I had to test out a bunch of browser launchers to get this to work reliably, and some of the launchers that fell short to be usable really came at a surprise:
* gnome-open (GNOME) – the browser is opened in the background, and if no browser could successfully be launched a non-0 exit code is provided.
* exo-open (XFCE) – browser is opened in the background, provides correct exit code.
* kfmclient (KDE) – browser is opened in the background, provides correct exit code.
* gnome-moz-remote (old GNOME) – browser is opened in the background, provides correct exit code.
* browser-config (Gentoo) – this script goes through some lengths to make sure all browsers are opened in the background, but then it always quits with an exit code of 0, even if no browser was configured and launched.
* xdg-open (Portland) – provides correct exit code, but the browsers are unpredictably launched in the foreground or background (usually depending on whether a running browser instance already exists or not).
* sensible-browser (Debian) – provides correct exit code, but unpredictably opens in foreground or background.
* htmlview (Red Hat) – provides correct exit code, but unpredictably opens in foreground or background.

In the end, the Linux distribution launchers that i was really hoping for to get user configuration right (honor $BROWSER) and work reliably across desktops failed short to do so (browser-config, xdg-open, sensible-browser and htmlview), while all the desktop project launchers fullfiled the required needs (gnome-open, exo-open and kfmclient).
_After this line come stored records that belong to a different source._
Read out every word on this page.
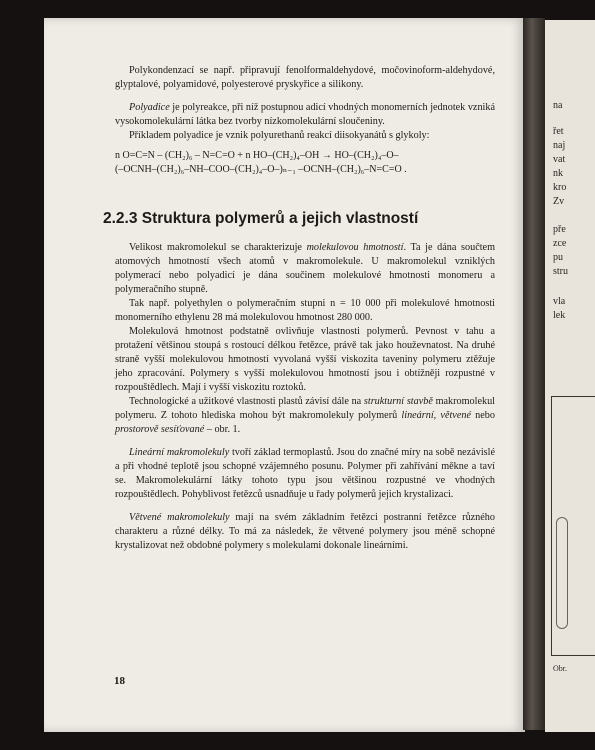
na
řet
naj
vat
nk
kro
Zv
pře
zce
pu
stru
vla
lek
Obr.

Polykondenzací se např. připravují fenolformaldehydové, močovinoform-aldehydové, glyptalové, polyamidové, polyesterové pryskyřice a silikony.

Polyadice je polyreakce, při níž postupnou adicí vhodných monomerních jednotek vzniká vysokomolekulární látka bez tvorby nízkomolekulární sloučeniny.

Příkladem polyadice je vznik polyurethanů reakcí diisokyanátů s glykoly:

n O=C=N – (CH₂)₆ – N=C=O + n HO–(CH₂)₄–OH → HO–(CH₂)₄–O–

(–OCNH–(CH₂)₆–NH–COO–(CH₂)₄–O–)ₙ₋₁ –OCNH–(CH₂)₆–N=C=O .

2.2.3 Struktura polymerů a jejich vlastností

Velikost makromolekul se charakterizuje molekulovou hmotností. Ta je dána součtem atomových hmotností všech atomů v makromolekule. U makromolekul vzniklých polymerací nebo polyadicí je dána součinem molekulové hmotnosti monomeru a polymeračního stupně.

Tak např. polyethylen o polymeračním stupni n = 10 000 při molekulové hmotnosti monomerního ethylenu 28 má molekulovou hmotnost 280 000.

Molekulová hmotnost podstatně ovlivňuje vlastnosti polymerů. Pevnost v tahu a protažení většinou stoupá s rostoucí délkou řetězce, právě tak jako houževnatost. Na druhé straně vyšší molekulovou hmotností vyvolaná vyšší viskozita taveniny polymeru ztěžuje jeho zpracování. Polymery s vyšší molekulovou hmotností jsou i obtížněji rozpustné v rozpouštědlech. Mají i vyšší viskozitu roztoků.

Technologické a užitkové vlastnosti plastů závisí dále na strukturní stavbě makromolekul polymeru. Z tohoto hlediska mohou být makromolekuly polymerů lineární, větvené nebo prostorově sesíťované – obr. 1.

Lineární makromolekuly tvoří základ termoplastů. Jsou do značné míry na sobě nezávislé a při vhodné teplotě jsou schopné vzájemného posunu. Polymer při zahřívání měkne a taví se. Makromolekulární látky tohoto typu jsou většinou rozpustné ve vhodných rozpouštědlech. Pohyblivost řetězců usnadňuje u řady polymerů jejich krystalizaci.

Větvené makromolekuly mají na svém základním řetězci postranní řetězce různého charakteru a různé délky. To má za následek, že větvené polymery jsou méně schopné krystalizovat než obdobné polymery s molekulami dokonale lineárními.

18
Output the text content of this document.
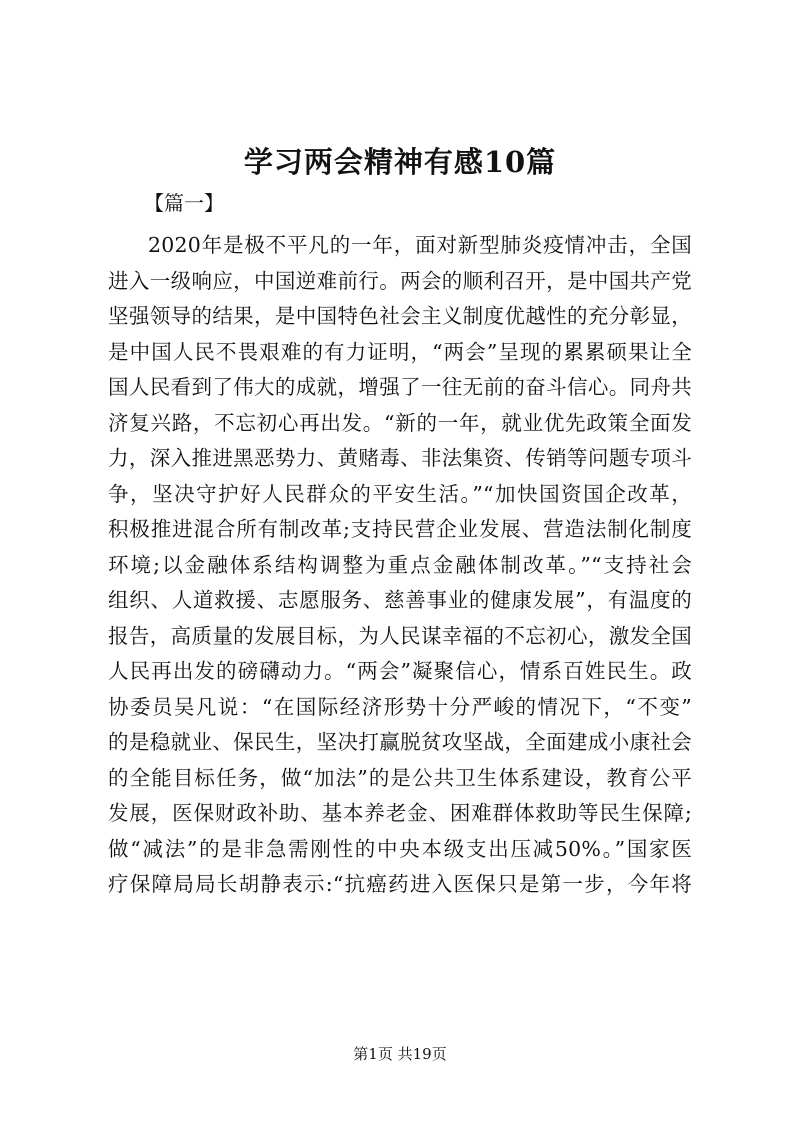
学习两会精神有感10篇
【篇一】
2020年是极不平凡的一年，面对新型肺炎疫情冲击，全国
进入一级响应，中国逆难前行。两会的顺利召开，是中国共产党
坚强领导的结果，是中国特色社会主义制度优越性的充分彰显，
是中国人民不畏艰难的有力证明，“两会”呈现的累累硕果让全
国人民看到了伟大的成就，增强了一往无前的奋斗信心。同舟共
济复兴路，不忘初心再出发。“新的一年，就业优先政策全面发
力，深入推进黑恶势力、黄赌毒、非法集资、传销等问题专项斗
争，坚决守护好人民群众的平安生活。”“加快国资国企改革，
积极推进混合所有制改革;支持民营企业发展、营造法制化制度
环境;以金融体系结构调整为重点金融体制改革。”“支持社会
组织、人道救援、志愿服务、慈善事业的健康发展”，有温度的
报告，高质量的发展目标，为人民谋幸福的不忘初心，激发全国
人民再出发的磅礴动力。“两会”凝聚信心，情系百姓民生。政
协委员吴凡说：“在国际经济形势十分严峻的情况下，“不变”
的是稳就业、保民生，坚决打赢脱贫攻坚战，全面建成小康社会
的全能目标任务，做“加法”的是公共卫生体系建设，教育公平
发展，医保财政补助、基本养老金、困难群体救助等民生保障;
做“减法”的是非急需刚性的中央本级支出压减50%。”国家医
疗保障局局长胡静表示:“抗癌药进入医保只是第一步，今年将
第1页 共19页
For everyone interested, the current browser launching code used in Beast now can be found here:
Beast: birnet/ – scroll to “url_test_show“.

Jun 302005

Majorly improved the speed of rectangle shading in Rapicorn, here’s a quick-and-dirty random number generator which is still good enough for dithering:

	inline uint32 quick_rand32 (void)
	  static uint32 accu = 2147483563;
	  accu = 1664525 * accu + 1013904223;
	  return accu;


This has been the major speed-up-knob, other aspects were as confusing as profiling often gets, e.g. -ffast-math actually slowed down the rectangle shader by 13%.